The gate screeches as he pulls it open, his shoes clicking on the pavement. He looks around, seeing slab after slab of rock, some nicer than others, with names sometimes just scraped into concrete, some made from enamel pushed in, and some looking like gold foil cut into the shapes. He gives a polite nod to his grandmother’s, heading up the hill with the sun shining into his eyes. At the top, he squints hard, trying to keep the sun out but failing as it reflects off of the nicer stones. Instead, he looks just in front of his feet, wishing he’d grabbed sunglasses. He walks slow, careful to not trip, and he turns when the directions tell him to. He sees the plot, fresh dirt covered in flowers, before he notices there’s no headstone. He steps carefully, stopping at the foot of the plot. He turns off his music and directions.

“Hello there…” he calls out, trailing off from feeling awkward. “I don’t even know your name.”

From the next row over, he hears, “His name was Jamal.” The voice is weak and shaky, but resonates in him as perfect. He hears a slam, probably a car door, and then she’s coming around the side, walking up to him. Her hair is pulled up in a bun, like she’d been wearing a wig then thrown it into the car. Her skin is dark and unblemished, not even a single scar visible on her. Her dress is vibrant, neon orange and light green zebra stripes clinging to her chest, then exploding out from her waist and hovering a few inches above the ground. Her black leather purse is tucked under her arm, and her phone is beeping rapidly from it. When she offers her hand to him, her gold and diamond ring catches the light, but he takes it anyway, shaking her hand. “I’m Chelle,” she starts, eyeing him as she steps closer. She has a firm grip, and smiles meekly. “Jamal was my husband. He passed last month, but it took a couple weeks for them to bury him.”
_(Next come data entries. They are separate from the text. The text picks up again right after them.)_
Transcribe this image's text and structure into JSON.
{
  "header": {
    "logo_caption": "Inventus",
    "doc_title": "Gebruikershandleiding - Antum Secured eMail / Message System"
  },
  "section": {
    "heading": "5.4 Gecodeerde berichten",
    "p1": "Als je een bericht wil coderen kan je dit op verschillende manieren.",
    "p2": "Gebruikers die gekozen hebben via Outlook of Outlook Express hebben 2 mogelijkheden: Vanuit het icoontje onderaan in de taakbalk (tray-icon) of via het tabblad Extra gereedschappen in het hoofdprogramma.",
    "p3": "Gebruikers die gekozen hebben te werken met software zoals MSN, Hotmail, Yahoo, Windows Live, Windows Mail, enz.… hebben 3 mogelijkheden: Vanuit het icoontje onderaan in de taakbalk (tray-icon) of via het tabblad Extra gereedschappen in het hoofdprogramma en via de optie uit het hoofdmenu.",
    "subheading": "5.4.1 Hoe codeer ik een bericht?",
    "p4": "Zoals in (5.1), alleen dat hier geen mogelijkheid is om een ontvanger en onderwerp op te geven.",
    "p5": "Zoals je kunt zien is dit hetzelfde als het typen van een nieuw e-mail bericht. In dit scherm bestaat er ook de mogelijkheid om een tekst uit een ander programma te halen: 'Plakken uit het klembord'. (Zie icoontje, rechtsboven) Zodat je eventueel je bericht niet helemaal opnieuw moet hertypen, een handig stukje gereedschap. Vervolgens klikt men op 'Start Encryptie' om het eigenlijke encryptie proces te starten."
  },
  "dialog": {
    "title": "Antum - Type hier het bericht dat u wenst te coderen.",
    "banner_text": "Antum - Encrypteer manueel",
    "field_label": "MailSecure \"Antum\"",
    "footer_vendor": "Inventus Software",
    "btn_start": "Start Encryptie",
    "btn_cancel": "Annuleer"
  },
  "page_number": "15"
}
Rick shakes her hand, nodding mutely. His mind is screaming, but all he can think to say is, “I’m sorry for your loss.”

She laughs, a full belly laugh shaking her body. “Oh hon, don’t worry about it.” She nods her head over to her parked car, raising an eyebrow to him, and he follows her, careful to stay close but not crowd her. When she opens his door, he chuckles a little, starting to laugh harder when he gets in. “What?” she calls out to him as she goes around, getting in the driver’s seat.

He wipes at his eyes, trying not to laugh. “I thought that… y’know, the… grave. I thought, ‘Well, that’s my soulmate. She’s dead, and life’s gonna just shit on me for the fun of it,’ you know? Then I hear you, and I felt my heart damn near shoot from my chest to my ass. But, then, I saw you, not a ghost or some weird looking mutant, and I think that life’s finally paying off.was

She shakes her head, looking at him before the giggles really hit. When she turns the key and the engine doesn’t turn over, she laughs out loud. The next time, he joins in. The next, they start laughing hard enough to send tears rolling down their faces. “Always gotta take the bad with the good, huh?” she asks, eyes sparkling.

In an answer, he grabs her hand and kisses her knuckles, eyes looking to the side at his phone as he searches for a tow company.